Caravaggio logo cai nas graças do cardeal Del Monte, que se torna seu protetor. Para ele pinta, por exemplo, o Concerto. Em pouco tempo, começam a aparecer as comissões públicas, representadas na mostra pela Conversão de Saulo. Salomon afirma que não solicitaram nenhuma tela a igrejas, na expectativa de que o visitante vá ver essas obras in loco.
É a partir das obras sacras que a tensão das cenas se amplia. Na sala seguinte, além de Judite e Holofernes, vemos Marta e Madalena e Santa Catarina de Alessandria. Para essas obras, a modelo teria sido a cortesã Fillide Melandroni, uma figura do submundo que o artista frequentava. Caravaggio era chegado ao escândalo - o burburinho que enche as salas já o acompanhava em vida.
"Há um tal Michelangelo da Caravaggio que, em Roma, faz coisas notáveis", escreveu ainda em 1604 o escritor e pintor flamengo Karel van Mander. De acordo com Mander, Caravaggio não reconhecia mestres nem era afeito à labuta, trabalhando por duas semanas e vadiando por um mês ou dois, "indo de um jogo de bola ao outro, muito inclinado a duelar e a arrumar brigas".
Numa dessas ocasiões, sela seu destino. Em 1606, depois de uma partida de pallacorda, um antepassado do tênis, mata seu oponente, Ranuccio Tomassoni. Condenado à morte, foge para o sul. Em Nápoles, encontra proteção e trabalho. Suas obras, observa Salomon, se tornam então "muito mais meditativas". Em Davi com a Cabeça de Golias, ele se retrata não como o herói, mas como o gigante decapitado.
Em busca do perdão papal, procura se tornar cavaleiro da Ordem de Malta. Mas arruma um novo litígio e volta a fugir - o Retrato de um Cavaleiro de Malta é o testemunho da tentativa. Quando chega a notícia de que teria obtido a graça do papa Paulo V, o artista tenta voltar para Roma. Morre a caminho, levando consigo as obras com que pretendia presentear o pontífice.

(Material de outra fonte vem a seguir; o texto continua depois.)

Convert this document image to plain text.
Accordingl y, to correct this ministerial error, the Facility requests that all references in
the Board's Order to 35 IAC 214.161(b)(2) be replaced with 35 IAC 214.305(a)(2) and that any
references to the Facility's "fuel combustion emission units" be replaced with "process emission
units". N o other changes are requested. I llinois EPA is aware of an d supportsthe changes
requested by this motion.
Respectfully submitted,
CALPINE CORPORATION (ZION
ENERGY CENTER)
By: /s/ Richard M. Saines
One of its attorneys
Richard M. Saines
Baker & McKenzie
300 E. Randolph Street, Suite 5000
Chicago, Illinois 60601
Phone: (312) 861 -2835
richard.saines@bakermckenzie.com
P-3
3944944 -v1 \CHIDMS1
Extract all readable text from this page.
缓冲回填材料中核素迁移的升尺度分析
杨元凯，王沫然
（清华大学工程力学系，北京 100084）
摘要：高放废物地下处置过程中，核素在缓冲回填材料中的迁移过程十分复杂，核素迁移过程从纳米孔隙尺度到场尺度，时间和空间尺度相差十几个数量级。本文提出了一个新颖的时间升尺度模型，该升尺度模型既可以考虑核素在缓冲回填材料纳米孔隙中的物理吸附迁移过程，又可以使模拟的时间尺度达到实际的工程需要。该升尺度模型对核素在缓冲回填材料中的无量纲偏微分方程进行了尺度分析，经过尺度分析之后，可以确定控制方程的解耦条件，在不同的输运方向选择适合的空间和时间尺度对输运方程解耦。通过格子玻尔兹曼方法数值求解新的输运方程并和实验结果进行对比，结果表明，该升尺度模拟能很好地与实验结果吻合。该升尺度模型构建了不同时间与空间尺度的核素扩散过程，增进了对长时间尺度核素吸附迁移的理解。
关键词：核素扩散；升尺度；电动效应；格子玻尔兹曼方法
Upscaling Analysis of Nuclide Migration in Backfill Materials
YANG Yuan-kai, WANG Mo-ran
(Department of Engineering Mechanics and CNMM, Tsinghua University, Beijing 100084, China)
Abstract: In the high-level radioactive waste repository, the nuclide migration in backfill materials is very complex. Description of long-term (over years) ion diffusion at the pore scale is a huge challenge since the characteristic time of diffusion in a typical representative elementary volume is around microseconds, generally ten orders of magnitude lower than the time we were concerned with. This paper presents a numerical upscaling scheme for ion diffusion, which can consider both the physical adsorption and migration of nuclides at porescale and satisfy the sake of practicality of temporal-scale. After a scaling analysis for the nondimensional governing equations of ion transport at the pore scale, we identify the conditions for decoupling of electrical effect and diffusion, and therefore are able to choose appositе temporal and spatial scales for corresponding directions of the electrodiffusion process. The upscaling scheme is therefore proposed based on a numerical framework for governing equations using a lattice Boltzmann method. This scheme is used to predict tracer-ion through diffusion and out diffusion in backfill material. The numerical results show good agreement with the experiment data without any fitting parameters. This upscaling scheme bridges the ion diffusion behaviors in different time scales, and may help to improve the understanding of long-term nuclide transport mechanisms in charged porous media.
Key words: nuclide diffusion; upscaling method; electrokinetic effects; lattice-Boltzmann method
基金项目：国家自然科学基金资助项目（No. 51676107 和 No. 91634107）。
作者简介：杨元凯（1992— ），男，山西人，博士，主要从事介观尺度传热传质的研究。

Essa trajetória atribulada, admite Salomon, também contribui para o fascínio duradouro de Caravaggio. "Ele teve um grande sucesso em vida, foi muito copiado no século XVII, mas foi totalmente esquecido no neoclassicismo. Ele foi ignorado por dois séculos ou mais." Esse longo abandono alimenta a crença de que ainda haja tesouros escondidos e faz com que ele seja hoje muito estudado, acrescenta o curador. "Ele fez muitos retratos e só temos certeza sobre três ou quatro. Pode haver muitas pinturas no norte da Itália que não conseguimos atribuir a Caravaggio porque construímos uma determinada ideia dele", diz.
Uma boa amostra das muitas análises que a obra de Caravaggio suscita está no catálogo da mostra, que não se resume a registrar as pinturas expostas. O livro reúne estudos sobre temas tão distintos como a revalorização de sua obra pela crítica, sua religiosidade e sua técnica pictórica. Em alternativa à mostra, oferece uma bela imersão na obra do artista. A publicação está em pré-venda na Amazon por R$ 184,77, com expedição a partir de agosto.